寒假待在库尔勒,走过孔雀河时,我总要在桥头驻足片刻。冰面下汩汩的水声像未出世的婴儿在胎动,惊蛰未至,这些隐秘的春信已顺着水纹洇开。老城墙根处,几簇鹅黄的蒲公英顶开残雪,它们的绒毛上还凝着冰晶,却在料峭的风里舒展成一把把小伞。
二月末的某个清晨,忽然发现屋檐下的冰溜子全数化成了水滴。那些叮咚作响的珠串坠落青石板的瞬间,空气里浮动着泥土苏醒的气息。园林工人修剪树枝的沙沙声里,我听见枝条深处传来汁液流淌的响动——那些看似枯槁的枝丫,正在编织全新的五线谱。
“七九河开,八九雁来”,祖母的谚语突然在某个黄昏应验。

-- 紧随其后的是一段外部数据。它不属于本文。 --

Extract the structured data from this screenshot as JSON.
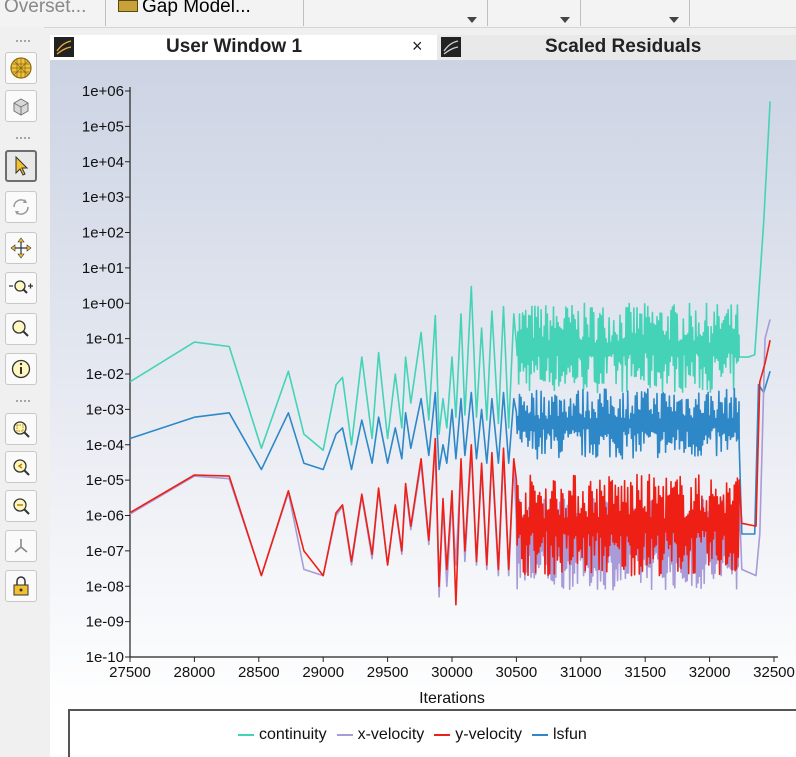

天际掠过的人字形队列,驮着南方湿润的云絮,将尾羽浸染成淡青色。它们翅膀掀起的微风拂过湖面,沉睡的涟漪便一圈圈荡漾开去,惊醒芦苇丛中试嗓的野鸭。当供暖锅炉停止轰鸣,地底传来细碎的“毕剥”声,像无数粒种子同时顶开种壳。这声音让我想起童年养蚕的竹匾,幼蚕啃食桑叶的沙沙细雨,此刻正在整座城市的地脉里涌动。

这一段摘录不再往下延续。